Single by James Brown and the Famous Flames

from the album Think!
- B-side: "If You Want Me"
- Released: February 1961
- Recorded: January 30, 1959, Beltone Studios, New York, NY
- Genre: R&B, doo-wop
- Length: 2:21
- Label: King
- Songwriters: Teddy Powell Leonard Whitcup
- Producer: Andy Gibson

James Brown charting singles chronology
| "The Bells" (1961) | "Bewildered" (1961) | "I Don't Mind" (1961) |

Audio video
- "Bewildered" on YouTube

= Bewildered =

"Bewildered" is a popular song written in 1936 by Teddy Powell and Leonard Whitcup. It was a 1938 hit for Tommy Dorsey and His Orchestra.

==1948 recordings==
The song was revived in the late 1940s when two different versions, by the Red Miller Trio and Amos Milburn, reached number one on the R&B chart in 1948 (neither of them made the pop chart). Both these versions departed significantly from the original published melody and influenced later recordings.

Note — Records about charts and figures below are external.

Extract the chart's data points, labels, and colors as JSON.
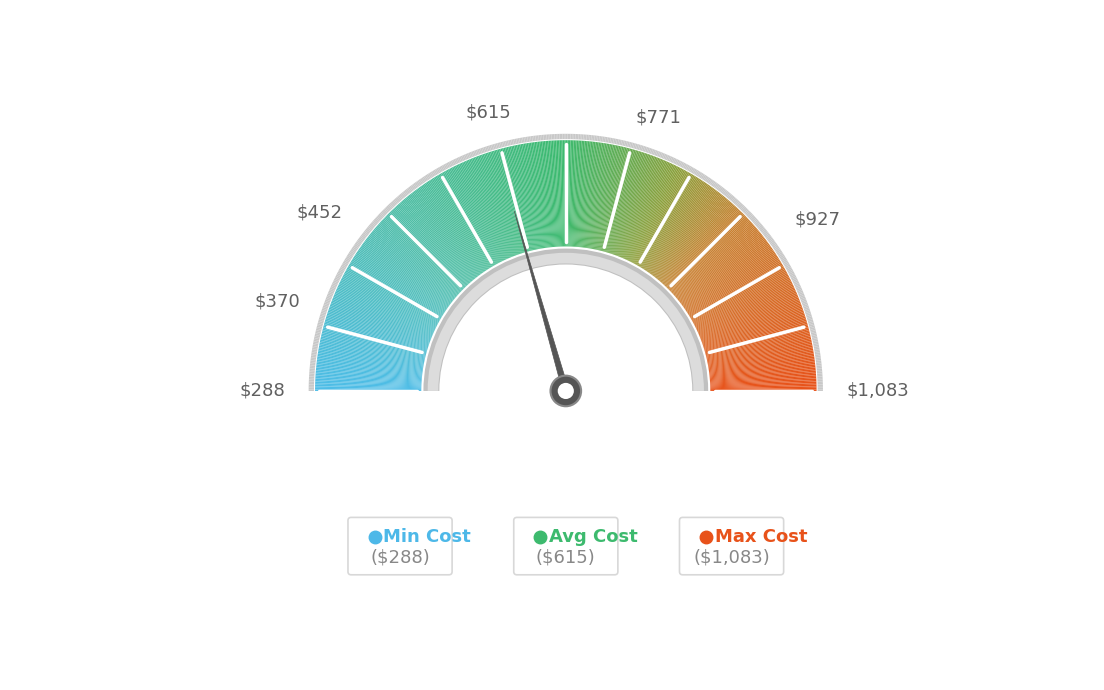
{
  "min_val": 288,
  "avg_val": 615,
  "max_val": 1083,
  "tick_labels": [
    "$288",
    "$370",
    "$452",
    "$615",
    "$771",
    "$927",
    "$1,083"
  ],
  "tick_values": [
    288,
    370,
    452,
    615,
    771,
    927,
    1083
  ],
  "legend": [
    {
      "label": "Min Cost",
      "value": "($288)",
      "color": "#4db8e8"
    },
    {
      "label": "Avg Cost",
      "value": "($615)",
      "color": "#3dba6e"
    },
    {
      "label": "Max Cost",
      "value": "($1,083)",
      "color": "#e8521a"
    }
  ],
  "color_stops": [
    [
      0.0,
      [
        78,
        189,
        232
      ]
    ],
    [
      0.25,
      [
        80,
        190,
        170
      ]
    ],
    [
      0.5,
      [
        61,
        186,
        110
      ]
    ],
    [
      0.65,
      [
        140,
        160,
        60
      ]
    ],
    [
      0.75,
      [
        200,
        130,
        50
      ]
    ],
    [
      1.0,
      [
        232,
        82,
        26
      ]
    ]
  ],
  "bg_color": "#ffffff",
  "needle_color": "#555555",
  "outer_arc_color": "#cccccc",
  "inner_ring_color": "#c8c8c8",
  "inner_ring_light": "#e8e8e8"
}
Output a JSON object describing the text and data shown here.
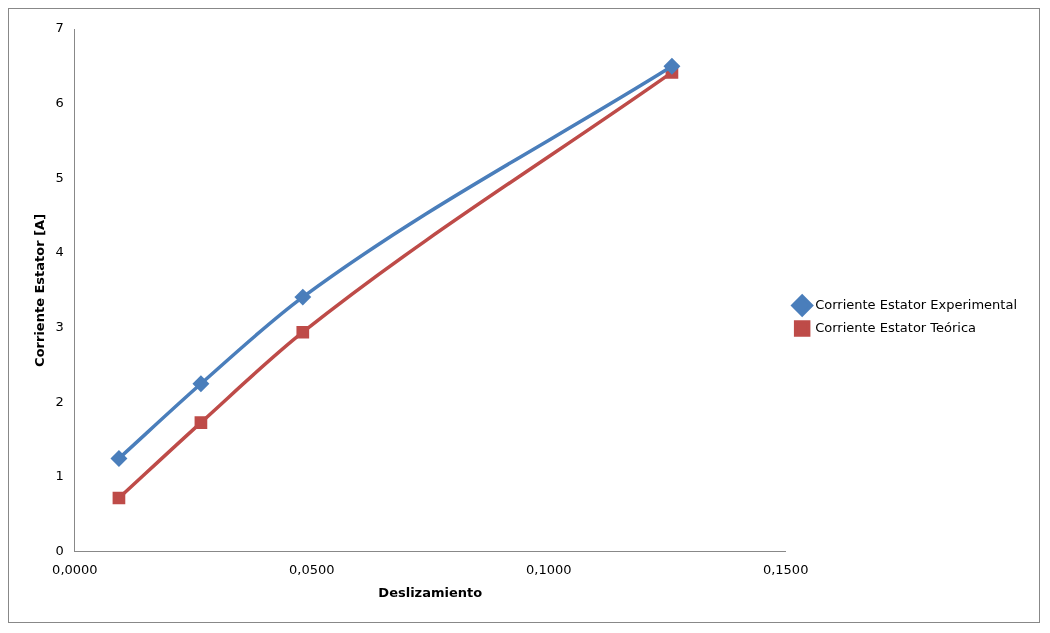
{
  "chart_data": {
    "type": "line",
    "xlabel": "Deslizamiento",
    "ylabel": "Corriente Estator [A]",
    "xlim": [
      0,
      0.15
    ],
    "xticks": [
      {
        "value": 0,
        "label": "0,0000"
      },
      {
        "value": 0.05,
        "label": "0,0500"
      },
      {
        "value": 0.1,
        "label": "0,1000"
      },
      {
        "value": 0.15,
        "label": "0,1500"
      }
    ],
    "ylim": [
      0,
      7
    ],
    "yticks": [
      0,
      1,
      2,
      3,
      4,
      5,
      6,
      7
    ],
    "grid": false,
    "legend": "right",
    "series": [
      {
        "name": "Corriente Estator Experimental",
        "color": "#4a7ebb",
        "marker": "diamond",
        "x": [
          0.0093,
          0.0266,
          0.0481,
          0.126
        ],
        "values": [
          1.25,
          2.25,
          3.41,
          6.5
        ]
      },
      {
        "name": "Corriente Estator Teórica",
        "color": "#be4b48",
        "marker": "square",
        "x": [
          0.0093,
          0.0266,
          0.0481,
          0.126
        ],
        "values": [
          0.72,
          1.73,
          2.94,
          6.42
        ]
      }
    ]
  }
}
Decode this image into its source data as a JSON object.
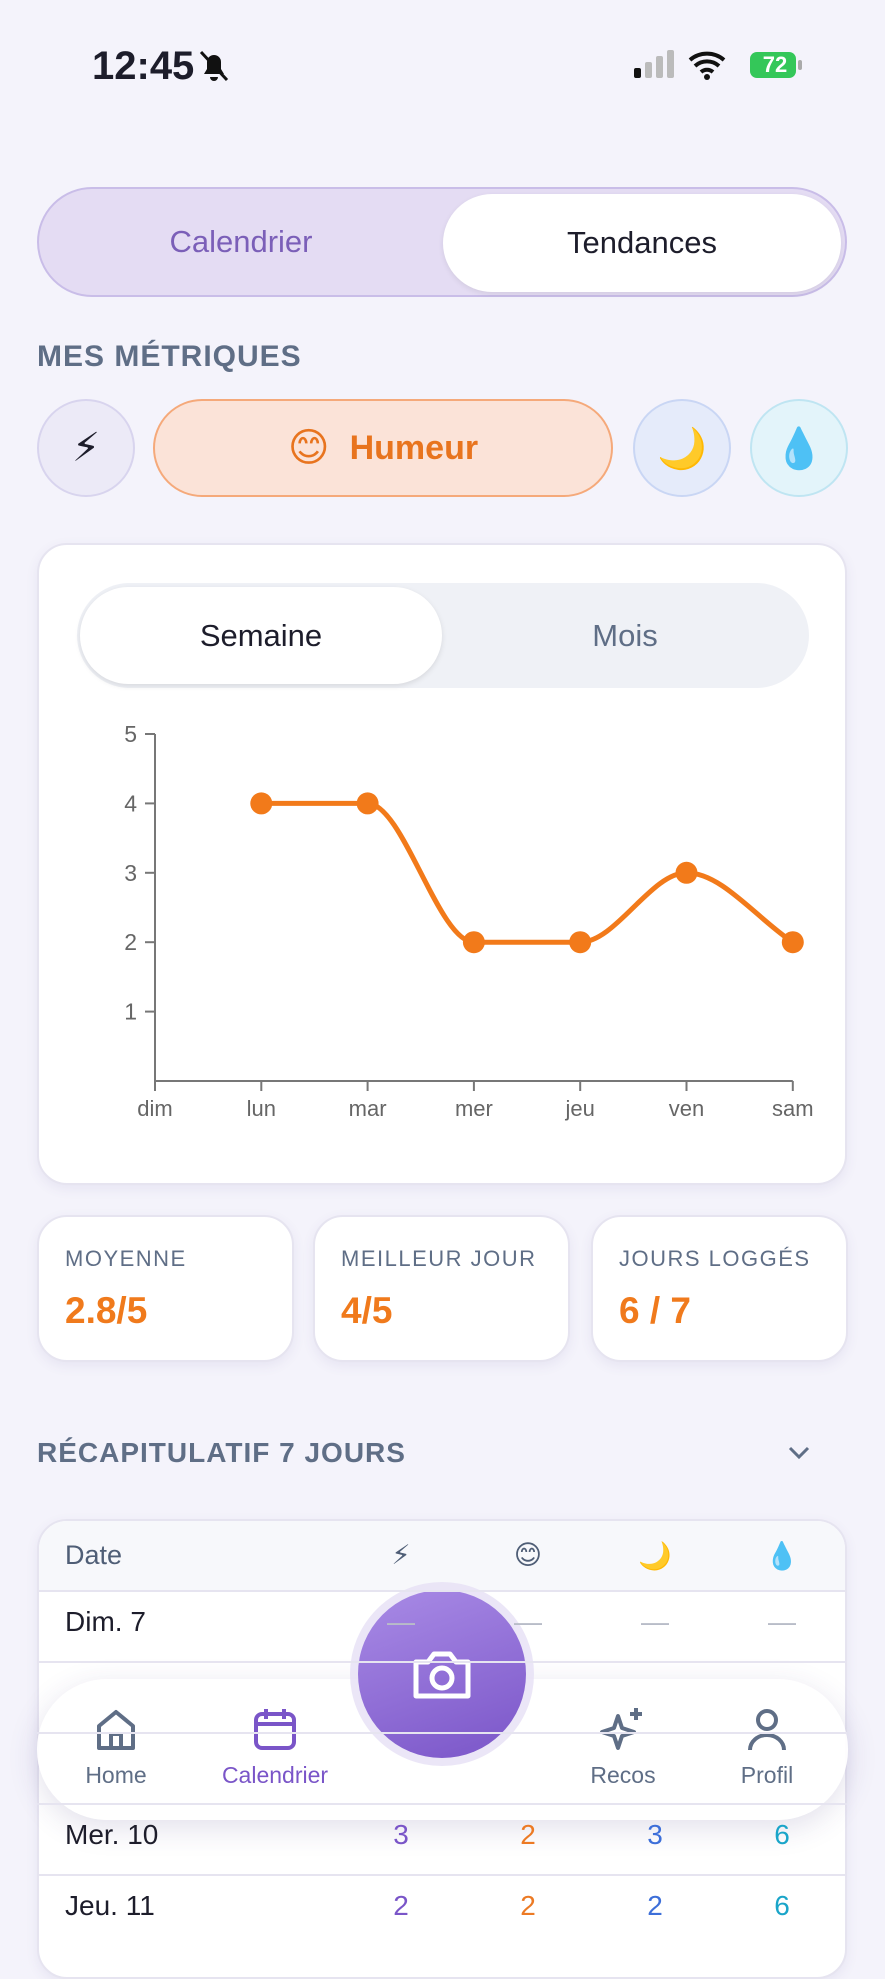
{
  "status": {
    "time": "12:45",
    "battery": "72"
  },
  "tabs": [
    "Calendrier",
    "Tendances"
  ],
  "metrics": {
    "title": "MES MÉTRIQUES",
    "chips": [
      "⚡",
      "😊",
      "🌙",
      "💧"
    ],
    "active_label": "Humeur"
  },
  "period_tabs": [
    "Semaine",
    "Mois"
  ],
  "chart_data": {
    "type": "line",
    "categories": [
      "dim",
      "lun",
      "mar",
      "mer",
      "jeu",
      "ven",
      "sam"
    ],
    "values": [
      null,
      4,
      4,
      2,
      2,
      3,
      2
    ],
    "color": "#f27a1a",
    "ylim": [
      0,
      5
    ],
    "yticks": [
      1,
      2,
      3,
      4,
      5
    ],
    "grid": false
  },
  "stats": [
    {
      "label": "MOYENNE",
      "value": "2.8/5"
    },
    {
      "label": "MEILLEUR JOUR",
      "value": "4/5"
    },
    {
      "label": "JOURS LOGGÉS",
      "value": "6 / 7"
    }
  ],
  "recap": {
    "title": "RÉCAPITULATIF 7 JOURS",
    "table": {
      "header": [
        "Date",
        "⚡",
        "😊",
        "🌙",
        "💧"
      ],
      "rows": [
        [
          "Dim. 7",
          "—",
          "—",
          "—",
          "—"
        ],
        [
          "Mer. 10",
          "3",
          "2",
          "3",
          "6"
        ],
        [
          "Jeu. 11",
          "2",
          "2",
          "2",
          "6"
        ]
      ]
    }
  },
  "nav": [
    "Home",
    "Calendrier",
    "Recos",
    "Profil"
  ]
}
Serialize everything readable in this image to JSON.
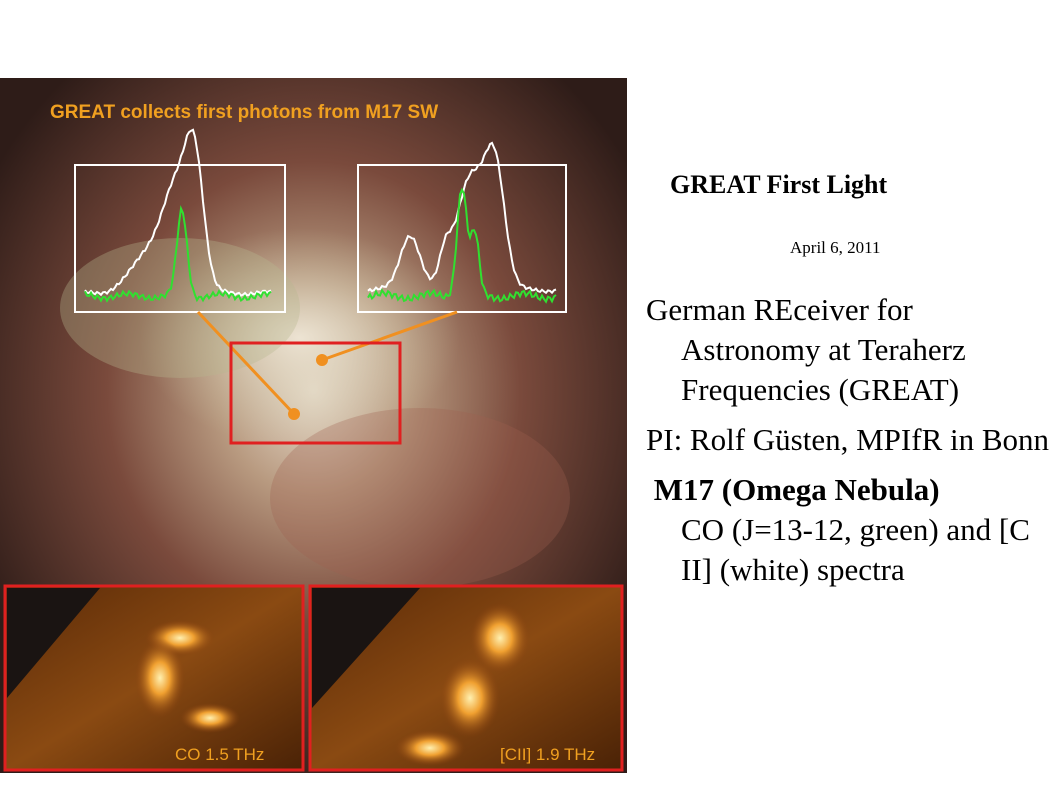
{
  "image": {
    "caption": "GREAT collects first photons from M17 SW",
    "left_panel_label": "CO 1.5 THz",
    "right_panel_label": "[CII] 1.9 THz"
  },
  "header": {
    "title": "GREAT First Light",
    "date": "April 6, 2011"
  },
  "bullets": [
    {
      "text": "German REceiver for Astronomy at Teraherz Frequencies (GREAT)"
    },
    {
      "text": "PI: Rolf Güsten, MPIfR in Bonn"
    },
    {
      "bold": "M17 (Omega Nebula)",
      "text": "CO (J=13-12, green) and [C II] (white) spectra"
    }
  ]
}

==James Brown and the Famous Flames version==
James Brown and the Famous Flames recorded "Bewildered" in 1959. Their doo-wop–tinged rendition was somewhat similar to the Amos Milburn version, with a strong triplet feeling and a heavily melismatic vocal line. It was first released as a track on Brown's 1960 album Think!. The following year it was issued as a single, which reached the R&B Top Ten and became Brown's second single (after "Think") to enter the pop Top 40 (US charts: number 8 R&B; number 40 pop).

"Bewildered" became a staple of Brown's concerts for much of his career. It was featured in a medley on his breakthrough 1963 album Live at the Apollo and appeared on several of his later live albums, including Revolution of the Mind: Recorded Live at the Apollo, Vol. III (1971) and Love, Power, Peace (1992). He also recorded new studio versions for the albums Prisoner of Love (1963) and Sex Machine (1970).

===Personnel===
- James Brown - lead vocal

And The Famous Flames:
- Louis Madison - vocals, piano
- Bobby Bennett - vocals
- Baby Lloyd Stallworth - vocals
- Johnny Terry - vocals
- Willie Johnson - vocals

with the James Brown Band:
- George Dorsey - alto saxophone
- J.C. Davis - tenor saxophone
- Bobby Roach - guitar
- Bernard Odum - bass guitar
- Nat Kendrick - drums

==Other versions==
"Bewildered" was subsequently recorded by several others, including R&B performers:
- Also in 1938, it was also recorded by Mildred Bailey.
- Billy Eckstine and the Ink Spots, with Eckstine's version reaching number 4 on the R&B chart and number 27 on the pop chart.
- British Skiffle star Lonnie Donegan recorded the song in 1959.
- A decade later it was recorded by Mickey & Sylvia, again with an altered melody similar to that of the Red Miller Trio recording.
- "Bewildered" was also covered in 1990 by the Notting Hillbillies on their album Missing...Presumed Having a Good Time.
- "Bewildered" was also covered in 1996 by Roots Reggae artist Bim Sherman.